How do you figure out the tangent line derivative of a MA

Just guessing, but perhpas you could do polinomial interpolation, which gives a polynomial that includes the points you get from the moving average iMA(....)

With such a polynomial you can now compute its derivative at a given point.

I suggest searching for "polynomial interpolation" and derivative in your search engine.

The next two images are zoomed in on the area outlined in red above

The MA line really isn't a curve --- instead it is a zig zag line from one point to the next. If you want instant slope somewhere in a small segment of the MA "curve" simply use two points that are closer together. IMO complex curve fitting isn't worth the effort to set up a formula for calc'ing a line derivative.

Thanks abstract_mind and FXtrader2008 for your ideas...

I realize from both your answers that what I am looking for will not work for various reasons and I will go another route.
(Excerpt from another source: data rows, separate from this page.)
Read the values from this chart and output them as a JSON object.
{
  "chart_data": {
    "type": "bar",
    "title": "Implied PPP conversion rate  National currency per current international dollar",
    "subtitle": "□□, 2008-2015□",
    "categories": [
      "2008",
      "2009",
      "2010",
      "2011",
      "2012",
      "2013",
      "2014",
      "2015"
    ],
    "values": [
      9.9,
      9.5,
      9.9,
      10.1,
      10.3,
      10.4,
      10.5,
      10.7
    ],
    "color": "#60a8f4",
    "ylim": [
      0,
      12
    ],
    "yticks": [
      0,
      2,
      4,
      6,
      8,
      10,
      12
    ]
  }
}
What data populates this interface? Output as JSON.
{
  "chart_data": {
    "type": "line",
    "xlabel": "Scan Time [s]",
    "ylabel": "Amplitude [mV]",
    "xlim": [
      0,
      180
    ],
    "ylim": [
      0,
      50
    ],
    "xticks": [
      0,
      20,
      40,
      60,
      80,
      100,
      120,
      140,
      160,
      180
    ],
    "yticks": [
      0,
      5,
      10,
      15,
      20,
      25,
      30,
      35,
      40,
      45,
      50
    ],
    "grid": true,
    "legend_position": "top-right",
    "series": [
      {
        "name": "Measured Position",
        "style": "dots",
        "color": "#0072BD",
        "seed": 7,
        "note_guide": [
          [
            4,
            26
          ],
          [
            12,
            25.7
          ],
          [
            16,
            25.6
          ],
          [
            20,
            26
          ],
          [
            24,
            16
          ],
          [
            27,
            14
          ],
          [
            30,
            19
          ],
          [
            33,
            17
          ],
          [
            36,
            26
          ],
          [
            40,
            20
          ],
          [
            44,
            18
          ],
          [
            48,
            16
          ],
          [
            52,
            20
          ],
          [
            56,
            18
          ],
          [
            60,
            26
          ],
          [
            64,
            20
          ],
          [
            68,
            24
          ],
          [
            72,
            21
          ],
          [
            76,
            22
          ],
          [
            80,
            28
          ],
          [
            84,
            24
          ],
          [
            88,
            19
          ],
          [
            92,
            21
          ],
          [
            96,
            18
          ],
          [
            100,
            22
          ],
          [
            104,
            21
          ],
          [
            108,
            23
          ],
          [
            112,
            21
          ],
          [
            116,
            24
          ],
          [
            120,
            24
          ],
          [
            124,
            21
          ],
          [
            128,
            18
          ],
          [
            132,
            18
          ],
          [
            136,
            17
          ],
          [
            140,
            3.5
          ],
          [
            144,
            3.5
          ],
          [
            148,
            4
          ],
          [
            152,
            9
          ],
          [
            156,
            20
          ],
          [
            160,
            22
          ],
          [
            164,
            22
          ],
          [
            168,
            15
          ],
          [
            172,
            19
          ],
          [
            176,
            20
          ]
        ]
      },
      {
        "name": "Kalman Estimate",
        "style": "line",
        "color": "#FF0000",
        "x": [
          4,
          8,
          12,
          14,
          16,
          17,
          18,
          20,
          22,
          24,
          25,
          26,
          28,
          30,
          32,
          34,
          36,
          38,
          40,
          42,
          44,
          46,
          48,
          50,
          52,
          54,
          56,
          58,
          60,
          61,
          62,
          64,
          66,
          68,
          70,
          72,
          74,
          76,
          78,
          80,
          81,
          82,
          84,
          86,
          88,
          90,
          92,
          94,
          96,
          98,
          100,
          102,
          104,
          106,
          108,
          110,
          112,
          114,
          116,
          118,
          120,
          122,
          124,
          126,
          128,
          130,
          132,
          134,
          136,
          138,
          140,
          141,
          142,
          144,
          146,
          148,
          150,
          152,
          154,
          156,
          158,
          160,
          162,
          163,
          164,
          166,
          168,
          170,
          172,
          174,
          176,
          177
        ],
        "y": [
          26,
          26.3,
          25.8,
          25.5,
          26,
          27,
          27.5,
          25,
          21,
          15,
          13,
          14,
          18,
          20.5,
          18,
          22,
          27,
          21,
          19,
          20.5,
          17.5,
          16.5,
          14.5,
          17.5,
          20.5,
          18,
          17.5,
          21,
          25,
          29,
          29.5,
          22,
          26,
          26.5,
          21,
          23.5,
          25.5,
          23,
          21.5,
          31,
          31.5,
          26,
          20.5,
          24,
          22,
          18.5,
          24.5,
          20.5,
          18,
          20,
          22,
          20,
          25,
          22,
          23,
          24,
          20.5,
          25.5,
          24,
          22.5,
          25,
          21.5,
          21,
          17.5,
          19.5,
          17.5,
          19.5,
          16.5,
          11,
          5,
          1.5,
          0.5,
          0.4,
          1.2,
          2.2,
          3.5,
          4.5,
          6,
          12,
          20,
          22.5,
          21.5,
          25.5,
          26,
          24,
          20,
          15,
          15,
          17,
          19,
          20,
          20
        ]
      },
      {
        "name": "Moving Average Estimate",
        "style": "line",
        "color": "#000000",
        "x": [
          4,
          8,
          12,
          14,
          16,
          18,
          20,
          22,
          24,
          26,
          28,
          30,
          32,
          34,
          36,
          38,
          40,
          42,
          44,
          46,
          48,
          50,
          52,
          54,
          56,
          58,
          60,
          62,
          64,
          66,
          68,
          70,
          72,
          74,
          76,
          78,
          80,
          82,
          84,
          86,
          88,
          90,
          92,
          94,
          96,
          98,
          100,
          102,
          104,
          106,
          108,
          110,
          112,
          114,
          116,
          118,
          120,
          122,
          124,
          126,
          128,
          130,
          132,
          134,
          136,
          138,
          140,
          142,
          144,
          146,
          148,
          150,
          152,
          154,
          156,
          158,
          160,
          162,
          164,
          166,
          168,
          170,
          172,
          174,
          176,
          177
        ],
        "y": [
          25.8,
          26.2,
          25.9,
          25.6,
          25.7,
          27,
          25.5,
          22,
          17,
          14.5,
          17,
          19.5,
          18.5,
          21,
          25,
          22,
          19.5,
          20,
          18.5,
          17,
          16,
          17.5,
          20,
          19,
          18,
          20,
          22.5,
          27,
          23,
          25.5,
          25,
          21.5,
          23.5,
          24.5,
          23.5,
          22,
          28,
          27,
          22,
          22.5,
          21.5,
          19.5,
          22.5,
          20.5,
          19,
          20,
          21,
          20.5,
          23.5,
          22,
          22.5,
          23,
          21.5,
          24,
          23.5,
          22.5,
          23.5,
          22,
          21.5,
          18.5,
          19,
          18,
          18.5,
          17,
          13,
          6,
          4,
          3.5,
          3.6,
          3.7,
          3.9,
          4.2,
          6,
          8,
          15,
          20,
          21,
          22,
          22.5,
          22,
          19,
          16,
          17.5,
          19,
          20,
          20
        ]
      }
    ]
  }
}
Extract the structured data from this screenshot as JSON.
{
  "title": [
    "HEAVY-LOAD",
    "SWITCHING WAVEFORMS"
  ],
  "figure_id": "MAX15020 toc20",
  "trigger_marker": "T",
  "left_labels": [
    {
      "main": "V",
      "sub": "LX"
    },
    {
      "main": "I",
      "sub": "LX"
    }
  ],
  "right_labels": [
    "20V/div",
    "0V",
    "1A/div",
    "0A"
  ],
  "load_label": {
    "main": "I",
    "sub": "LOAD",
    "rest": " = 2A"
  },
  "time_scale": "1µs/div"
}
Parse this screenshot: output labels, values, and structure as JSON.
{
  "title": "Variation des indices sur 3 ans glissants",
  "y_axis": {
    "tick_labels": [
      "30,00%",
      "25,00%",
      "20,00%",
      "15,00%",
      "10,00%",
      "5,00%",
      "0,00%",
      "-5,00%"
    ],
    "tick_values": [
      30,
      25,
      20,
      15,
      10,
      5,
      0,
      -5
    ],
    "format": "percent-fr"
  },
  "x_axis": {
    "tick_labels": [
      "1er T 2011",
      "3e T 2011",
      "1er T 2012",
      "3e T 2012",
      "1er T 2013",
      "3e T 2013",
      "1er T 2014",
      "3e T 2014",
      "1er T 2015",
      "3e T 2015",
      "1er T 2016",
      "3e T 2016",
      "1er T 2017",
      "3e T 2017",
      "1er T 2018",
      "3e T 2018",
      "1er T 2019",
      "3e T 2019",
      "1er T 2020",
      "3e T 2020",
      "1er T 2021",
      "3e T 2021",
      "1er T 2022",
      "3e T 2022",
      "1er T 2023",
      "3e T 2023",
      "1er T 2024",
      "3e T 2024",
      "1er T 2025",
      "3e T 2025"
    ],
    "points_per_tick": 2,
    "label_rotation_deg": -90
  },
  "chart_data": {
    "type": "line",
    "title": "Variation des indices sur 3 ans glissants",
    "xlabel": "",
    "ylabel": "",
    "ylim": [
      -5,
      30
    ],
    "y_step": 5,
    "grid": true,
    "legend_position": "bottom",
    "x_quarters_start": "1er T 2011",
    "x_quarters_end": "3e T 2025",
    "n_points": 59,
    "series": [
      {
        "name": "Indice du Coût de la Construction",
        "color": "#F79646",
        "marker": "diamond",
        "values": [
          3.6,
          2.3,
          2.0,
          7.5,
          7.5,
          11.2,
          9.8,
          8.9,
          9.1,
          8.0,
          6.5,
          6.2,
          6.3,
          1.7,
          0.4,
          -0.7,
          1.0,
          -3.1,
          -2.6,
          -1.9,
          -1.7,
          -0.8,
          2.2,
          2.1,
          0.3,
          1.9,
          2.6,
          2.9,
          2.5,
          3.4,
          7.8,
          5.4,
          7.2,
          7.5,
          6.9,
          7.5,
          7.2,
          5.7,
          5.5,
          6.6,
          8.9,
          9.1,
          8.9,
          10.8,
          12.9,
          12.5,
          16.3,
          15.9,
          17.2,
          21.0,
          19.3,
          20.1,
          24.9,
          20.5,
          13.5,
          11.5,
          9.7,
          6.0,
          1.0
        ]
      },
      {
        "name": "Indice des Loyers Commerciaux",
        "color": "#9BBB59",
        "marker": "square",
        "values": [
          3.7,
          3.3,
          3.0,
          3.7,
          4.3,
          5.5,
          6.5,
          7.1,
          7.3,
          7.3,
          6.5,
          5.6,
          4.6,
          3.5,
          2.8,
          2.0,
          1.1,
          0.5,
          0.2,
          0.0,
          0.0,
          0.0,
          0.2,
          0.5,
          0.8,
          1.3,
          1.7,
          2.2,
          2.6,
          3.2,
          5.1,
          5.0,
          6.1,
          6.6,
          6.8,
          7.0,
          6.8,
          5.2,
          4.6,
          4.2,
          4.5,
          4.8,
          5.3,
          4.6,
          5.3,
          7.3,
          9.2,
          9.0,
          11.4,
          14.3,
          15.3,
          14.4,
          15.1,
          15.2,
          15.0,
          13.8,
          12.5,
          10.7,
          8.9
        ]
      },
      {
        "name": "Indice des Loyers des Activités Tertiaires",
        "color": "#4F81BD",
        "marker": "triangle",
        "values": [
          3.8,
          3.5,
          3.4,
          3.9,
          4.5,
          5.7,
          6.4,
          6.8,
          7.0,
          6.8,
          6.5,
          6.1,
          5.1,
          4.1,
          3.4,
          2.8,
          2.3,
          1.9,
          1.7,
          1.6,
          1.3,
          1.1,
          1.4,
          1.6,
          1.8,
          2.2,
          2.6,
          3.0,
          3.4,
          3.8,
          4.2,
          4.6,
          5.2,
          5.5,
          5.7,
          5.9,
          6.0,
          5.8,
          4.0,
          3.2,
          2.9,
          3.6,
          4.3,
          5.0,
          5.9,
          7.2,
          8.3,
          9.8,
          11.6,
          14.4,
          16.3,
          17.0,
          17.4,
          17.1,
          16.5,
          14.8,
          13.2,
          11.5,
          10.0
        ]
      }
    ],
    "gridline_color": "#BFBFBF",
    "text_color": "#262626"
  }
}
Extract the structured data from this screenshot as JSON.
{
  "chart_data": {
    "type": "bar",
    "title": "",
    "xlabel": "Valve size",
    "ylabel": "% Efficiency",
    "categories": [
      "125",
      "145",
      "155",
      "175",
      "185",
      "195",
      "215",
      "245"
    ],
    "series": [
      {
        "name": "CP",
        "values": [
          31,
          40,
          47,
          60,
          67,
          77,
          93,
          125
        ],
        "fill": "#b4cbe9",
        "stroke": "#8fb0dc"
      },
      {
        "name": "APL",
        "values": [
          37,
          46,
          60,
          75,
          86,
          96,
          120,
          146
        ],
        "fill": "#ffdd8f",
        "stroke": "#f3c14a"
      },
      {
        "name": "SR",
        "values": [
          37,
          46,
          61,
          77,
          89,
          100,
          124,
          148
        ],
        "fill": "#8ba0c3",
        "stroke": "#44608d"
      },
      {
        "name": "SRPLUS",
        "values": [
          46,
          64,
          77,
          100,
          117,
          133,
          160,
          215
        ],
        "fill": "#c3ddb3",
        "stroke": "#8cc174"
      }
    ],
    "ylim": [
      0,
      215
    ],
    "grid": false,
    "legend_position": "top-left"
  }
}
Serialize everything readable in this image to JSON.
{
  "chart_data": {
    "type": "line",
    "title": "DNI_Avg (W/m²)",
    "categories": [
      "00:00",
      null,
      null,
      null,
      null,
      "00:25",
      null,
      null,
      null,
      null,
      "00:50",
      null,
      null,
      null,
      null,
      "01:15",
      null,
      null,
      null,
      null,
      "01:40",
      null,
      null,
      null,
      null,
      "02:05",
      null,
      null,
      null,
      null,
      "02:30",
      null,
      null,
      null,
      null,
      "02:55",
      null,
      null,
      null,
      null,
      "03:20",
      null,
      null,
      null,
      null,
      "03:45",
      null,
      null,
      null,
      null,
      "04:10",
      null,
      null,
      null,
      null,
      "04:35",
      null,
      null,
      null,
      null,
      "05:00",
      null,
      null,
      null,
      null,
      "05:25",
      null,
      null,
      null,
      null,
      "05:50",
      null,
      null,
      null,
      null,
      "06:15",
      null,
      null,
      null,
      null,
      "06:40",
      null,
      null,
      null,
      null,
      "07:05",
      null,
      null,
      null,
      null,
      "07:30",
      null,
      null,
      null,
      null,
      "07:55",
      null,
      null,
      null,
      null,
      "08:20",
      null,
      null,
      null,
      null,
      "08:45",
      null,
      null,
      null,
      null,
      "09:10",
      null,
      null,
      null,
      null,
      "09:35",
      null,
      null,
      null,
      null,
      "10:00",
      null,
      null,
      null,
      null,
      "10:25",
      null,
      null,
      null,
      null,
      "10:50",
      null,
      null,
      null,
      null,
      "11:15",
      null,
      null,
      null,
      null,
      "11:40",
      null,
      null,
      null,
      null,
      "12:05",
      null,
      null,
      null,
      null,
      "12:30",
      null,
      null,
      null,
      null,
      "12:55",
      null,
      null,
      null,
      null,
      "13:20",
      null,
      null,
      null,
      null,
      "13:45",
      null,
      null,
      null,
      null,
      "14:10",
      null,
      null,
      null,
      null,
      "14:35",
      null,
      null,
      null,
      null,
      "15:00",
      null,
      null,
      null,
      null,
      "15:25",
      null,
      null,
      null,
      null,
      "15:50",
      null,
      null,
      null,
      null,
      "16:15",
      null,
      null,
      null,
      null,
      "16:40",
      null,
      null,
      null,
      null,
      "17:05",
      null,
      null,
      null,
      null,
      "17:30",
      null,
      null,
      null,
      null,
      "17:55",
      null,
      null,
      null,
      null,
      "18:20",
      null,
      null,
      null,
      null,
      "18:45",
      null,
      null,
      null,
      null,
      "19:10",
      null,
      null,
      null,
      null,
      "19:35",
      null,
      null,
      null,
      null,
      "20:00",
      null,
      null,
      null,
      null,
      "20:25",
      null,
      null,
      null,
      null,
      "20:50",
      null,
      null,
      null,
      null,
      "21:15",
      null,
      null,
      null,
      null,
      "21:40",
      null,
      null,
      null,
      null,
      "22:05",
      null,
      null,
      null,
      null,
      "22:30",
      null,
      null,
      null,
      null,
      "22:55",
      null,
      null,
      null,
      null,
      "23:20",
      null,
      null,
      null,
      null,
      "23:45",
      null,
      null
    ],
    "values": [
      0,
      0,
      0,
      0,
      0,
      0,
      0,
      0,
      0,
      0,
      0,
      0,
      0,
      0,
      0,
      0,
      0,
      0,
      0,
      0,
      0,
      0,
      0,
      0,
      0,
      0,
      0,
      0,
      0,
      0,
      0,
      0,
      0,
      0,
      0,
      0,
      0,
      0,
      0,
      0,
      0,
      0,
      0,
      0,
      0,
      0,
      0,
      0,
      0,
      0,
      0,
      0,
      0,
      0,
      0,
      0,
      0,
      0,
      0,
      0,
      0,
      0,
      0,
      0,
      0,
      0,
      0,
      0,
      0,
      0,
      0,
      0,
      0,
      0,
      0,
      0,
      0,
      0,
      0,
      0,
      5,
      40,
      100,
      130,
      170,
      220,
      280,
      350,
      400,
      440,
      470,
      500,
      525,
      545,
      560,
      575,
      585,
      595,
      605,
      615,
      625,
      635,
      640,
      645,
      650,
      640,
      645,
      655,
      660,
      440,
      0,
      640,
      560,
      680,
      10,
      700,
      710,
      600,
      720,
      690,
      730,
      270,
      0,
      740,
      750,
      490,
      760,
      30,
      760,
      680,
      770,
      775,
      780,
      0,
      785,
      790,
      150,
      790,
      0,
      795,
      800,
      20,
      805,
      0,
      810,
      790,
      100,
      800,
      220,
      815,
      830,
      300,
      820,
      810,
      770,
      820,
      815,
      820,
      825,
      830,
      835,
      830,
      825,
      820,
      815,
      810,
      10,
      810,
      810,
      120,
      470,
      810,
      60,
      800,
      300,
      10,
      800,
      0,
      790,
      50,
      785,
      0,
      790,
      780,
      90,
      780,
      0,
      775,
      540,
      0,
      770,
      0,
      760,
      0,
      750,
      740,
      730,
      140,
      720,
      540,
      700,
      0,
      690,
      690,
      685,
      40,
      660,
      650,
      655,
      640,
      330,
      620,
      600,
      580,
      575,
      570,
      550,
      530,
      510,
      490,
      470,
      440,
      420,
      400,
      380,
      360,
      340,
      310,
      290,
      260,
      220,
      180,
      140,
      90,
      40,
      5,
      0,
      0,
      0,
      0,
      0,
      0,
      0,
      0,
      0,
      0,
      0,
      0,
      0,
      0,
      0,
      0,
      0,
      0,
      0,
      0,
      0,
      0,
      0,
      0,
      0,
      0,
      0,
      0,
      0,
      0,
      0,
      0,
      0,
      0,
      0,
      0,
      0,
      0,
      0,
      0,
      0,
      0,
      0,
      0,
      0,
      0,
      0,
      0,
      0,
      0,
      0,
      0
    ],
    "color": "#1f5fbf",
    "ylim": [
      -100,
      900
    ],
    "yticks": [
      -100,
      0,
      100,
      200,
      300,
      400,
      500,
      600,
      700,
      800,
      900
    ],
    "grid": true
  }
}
Your absolutely right about the polynomial interpolation, it does yield the equations I'm looking for but not the results I need due

to inconsistent MA smoothing.

Your also right about the curve being made up of line segments, but trying to derive a slope "actually a rate of change" from

a non-Cartesian coordinate system is less than fruitful. A slope can only be derived as one takes a series of limits as it approaches

that point.

Thanks for both your time.

Sure, but you know interpolations can work directly with price_closes (or highs or lows) of a currency. And you might be creative enough thinking of a statistically effective way to "EXTRAPOLATE" the future price of a corrency, using the obtained polynomiuns,.m.....

it might be possible... but yes, I've tried it before.

Actually, if you assume that the function that represents price is differentiable, such as sufficiently smooth and without cusps, you can calculate derivatives using finite difference methods. You wont be able to find an instantaneous rate of change, but you will be able to approximate it.